La tonalité s’est toutefois apaisée après le discours de Trump à Davos, où il a déclaré qu’un recours à la force militaire ne serait pas nécessaire. Le président américain a évoqué des discussions fructueuses avec le secrétaire général de l’OTAN sur le Groenland et a annulé les menaces de hausse de droits de douane prévues à partir du 1er février. Par ailleurs, une réunion tripartite consacrée à la paix en Ukraine est prévue entre Américains, Ukrainiens et Russes. Cette détente géopolitique s’est reflétée sur les marchés avec un rebond des actifs risqués et une légère correction sur l’or qui s’est finalement approché cette semaine des 5 000 USD l’once.
Concernant la Fed, les investisseurs ont trouvé un motif d’apaisement dans le dossier Lisa Cook, les auditions devant la Cour suprême semblant confirmer un jugement favorable au membre du Board d’ici juin.
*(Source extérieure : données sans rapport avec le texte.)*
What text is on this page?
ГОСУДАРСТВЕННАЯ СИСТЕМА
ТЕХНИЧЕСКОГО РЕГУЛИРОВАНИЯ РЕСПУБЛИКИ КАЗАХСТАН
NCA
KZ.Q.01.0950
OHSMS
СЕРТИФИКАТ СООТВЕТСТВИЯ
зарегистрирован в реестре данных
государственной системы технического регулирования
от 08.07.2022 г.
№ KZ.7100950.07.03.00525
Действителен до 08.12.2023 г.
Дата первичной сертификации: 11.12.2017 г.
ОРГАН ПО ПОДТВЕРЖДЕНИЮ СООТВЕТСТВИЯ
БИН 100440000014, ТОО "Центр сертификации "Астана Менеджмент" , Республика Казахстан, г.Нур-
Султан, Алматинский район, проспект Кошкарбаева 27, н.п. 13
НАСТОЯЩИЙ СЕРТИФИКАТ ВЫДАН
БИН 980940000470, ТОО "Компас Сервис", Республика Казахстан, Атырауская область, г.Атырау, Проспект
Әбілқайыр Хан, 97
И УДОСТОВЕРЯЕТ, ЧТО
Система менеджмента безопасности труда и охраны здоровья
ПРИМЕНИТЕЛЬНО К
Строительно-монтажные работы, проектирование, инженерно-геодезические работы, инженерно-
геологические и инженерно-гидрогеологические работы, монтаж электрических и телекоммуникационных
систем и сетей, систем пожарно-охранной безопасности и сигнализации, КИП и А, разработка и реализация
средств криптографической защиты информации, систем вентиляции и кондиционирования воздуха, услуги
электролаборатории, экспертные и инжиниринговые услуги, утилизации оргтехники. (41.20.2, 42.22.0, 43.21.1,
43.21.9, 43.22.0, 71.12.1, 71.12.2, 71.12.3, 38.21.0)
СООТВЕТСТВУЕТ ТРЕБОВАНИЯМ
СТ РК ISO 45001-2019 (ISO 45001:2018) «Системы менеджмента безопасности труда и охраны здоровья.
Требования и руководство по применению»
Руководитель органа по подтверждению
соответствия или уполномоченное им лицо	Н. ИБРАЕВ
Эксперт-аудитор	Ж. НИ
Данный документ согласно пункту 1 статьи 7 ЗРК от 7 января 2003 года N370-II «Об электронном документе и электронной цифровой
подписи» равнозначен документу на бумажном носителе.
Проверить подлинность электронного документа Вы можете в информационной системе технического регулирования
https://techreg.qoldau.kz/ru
Sur le plan des données économiques, l’inflation PCE de novembre est ressortie conforme aux attentes, tandis que la croissance du PIB du troisième trimestre a été révisée à la hausse, à 4,4 %.
En Europe, la France a choisi la voie du 49.3 pour faire adopter le projet de loi de finances 2026, entérinant un déficit public autour de 5 % du PIB, moins ambitieux que les objectifs initiaux.
En Asie, le Japon a annoncé la dissolution de la chambre basse et la tenue d’élections anticipées, ce qui a provoqué un écartement des taux souverains de long terme : le 40 ans a dépassé les 4 %, un plus haut historique. Face à cette réaction des marchés, les responsables politiques japonais tentent de rassurer, affirmant que les nouvelles mesures ne seront pas financées par davantage de dette. La BoJ a maintenu ses taux directeurs inchangés, tout en anticipant une croissance solide et une inflation proche de sa cible de 2 %. En Chine, la croissance du quatrième trimestre, à 4,5%, permet au pays d’atteindre son objectif annuel de 5%. Dans un contexte de fragmentation géopolitique accrue, Pékin cherche en outre à se positionner comme un partenaire stable, renforçant son ancrage diplomatique et commercial, notamment avec le Canada et l’Europe.
Dans cet environnement, nous restons constructifs sur les actions, avec une préférence pour le Japon et les marchés émergents. Les pays d’Amérique latine bénéficient de la dynamique positive sur des matières premières, tandis que le positionnement stratégique de la Chine soutient également la classe d’actifs. Sur la dette, la remontée des risques budgétaires nous incite à une approche prudente sur la partie longue de la courbe, tout en restant plus constructifs sur les maturités courtes, particulièrement aux États Unis. Nous conservons un biais positif sur la dette souveraine émergente, attractive dans un environnement de dollar plus faible, de taux courts orientés à la baisse et de retour des flux. Enfin, sur le crédit, les niveaux atteints sur le segment « Investment Grade » nous amènent à réduire légèrement notre pondération.